Here, Usiel gives us a closeup look at the sharp piranha teeth that have earned the small fish such a fearsome reputation.
How Big do Piranhas Get?
Found throughout the Peruvian Amazon basin and other parts of South America, these omnivores average 5.5 to 10.25 inches in length, though specimens up to 17 inches have been reported.
Their mythological reputation as ferocious predators who hunt in schools is somewhat unfounded.
Research has proven them to be timid opportunists who school, not in order to hunt, but for protection from predators such as caimans and dolphins.
But, as we saw from the ones we caught, they will resort to cannibalism if the opportunity arises.
In the end, our group caught dozens of piranhas in an hour.
Their reddish-orange bellies made them as beautiful as they are dangerous: Many a local fisherman (who catch them for subsistence) bears the scars of piranha teen when handling the local fish.
Fortunately, we escaped unscathed.
What Does Piranha Taste Like?
That night we were treated to an unexpected surprise that became our favorite nightly ritual.
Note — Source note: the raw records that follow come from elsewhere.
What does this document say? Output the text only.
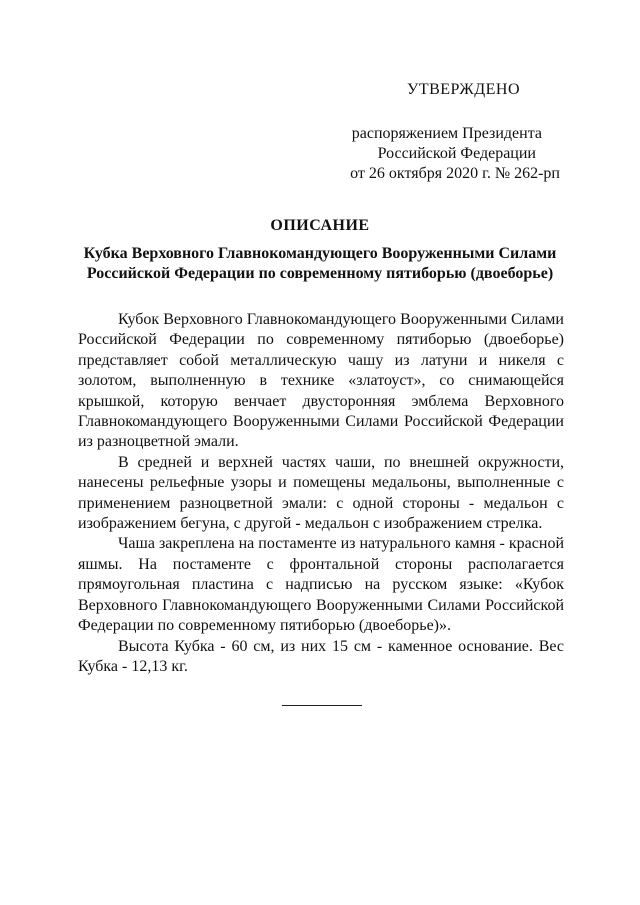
УТВЕРЖДЕНО
распоряжением Президента
Российской Федерации
от 26 октября 2020 г. № 262-рп
ОПИСАНИЕ
Кубка Верховного Главнокомандующего Вооруженными Силами Российской Федерации по современному пятиборью (двоеборье)

Кубок Верховного Главнокомандующего Вооруженными Силами Российской Федерации по современному пятиборью (двоеборье) представляет собой металлическую чашу из латуни и никеля с золотом, выполненную в технике «златоуст», со снимающейся крышкой, которую венчает двусторонняя эмблема Верховного Главнокомандующего Вооруженными Силами Российской Федерации из разноцветной эмали.

В средней и верхней частях чаши, по внешней окружности, нанесены рельефные узоры и помещены медальоны, выполненные с применением разноцветной эмали: с одной стороны - медальон с изображением бегуна, с другой - медальон с изображением стрелка.

Чаша закреплена на постаменте из натурального камня - красной яшмы. На постаменте с фронтальной стороны располагается прямоугольная пластина с надписью на русском языке: «Кубок Верховного Главнокомандующего Вооруженными Силами Российской Федерации по современному пятиборью (двоеборье)».

Высота Кубка - 60 см, из них 15 см - каменное основание. Вес Кубка - 12,13 кг.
Every evening at 6:30, our naturalist guides Usiel (drums) and Johnny Balarezo Malatesta (maracas) would join members of the ship’s crew to form a band.
In a running joke, the name of the band changed every night to reflect something that had happened that day.
The music they played veered from traditional Peruvian folk music to American rock ‘n’ roll played on Peruvian instruments such as pan flute and charango.
Immediately afterward, they rang the bell calling us to dinner. Everyone got excited as bar/kitchen manager Charlie (a.k.a. Carlito) brought out a platter stacked with our fried piranha that we caught earlier that day.
So what does piranha taste like? Honestly, piranha meat tastes very similar to any other light, flaky, white fish, albeit slightly bony overall.
But the tender bits of meat were moist and succulent, and perhaps took on an added bit of tastiness because we knew we’d worked for our supper.
It was tough to go back to our room at the end of the night after a day filled with fun and excitement.
But after the sun went down and the Amazon’s notoriously nasty bugs came out (more on that later), we welcomed the cooling blast of air conditioning and the comfort of our cozy beds.
We had been up for over 14 hours at that point, and we knew we’d have to be up bright and early for day 2 of our incredible adventure in the Amazon in Peru.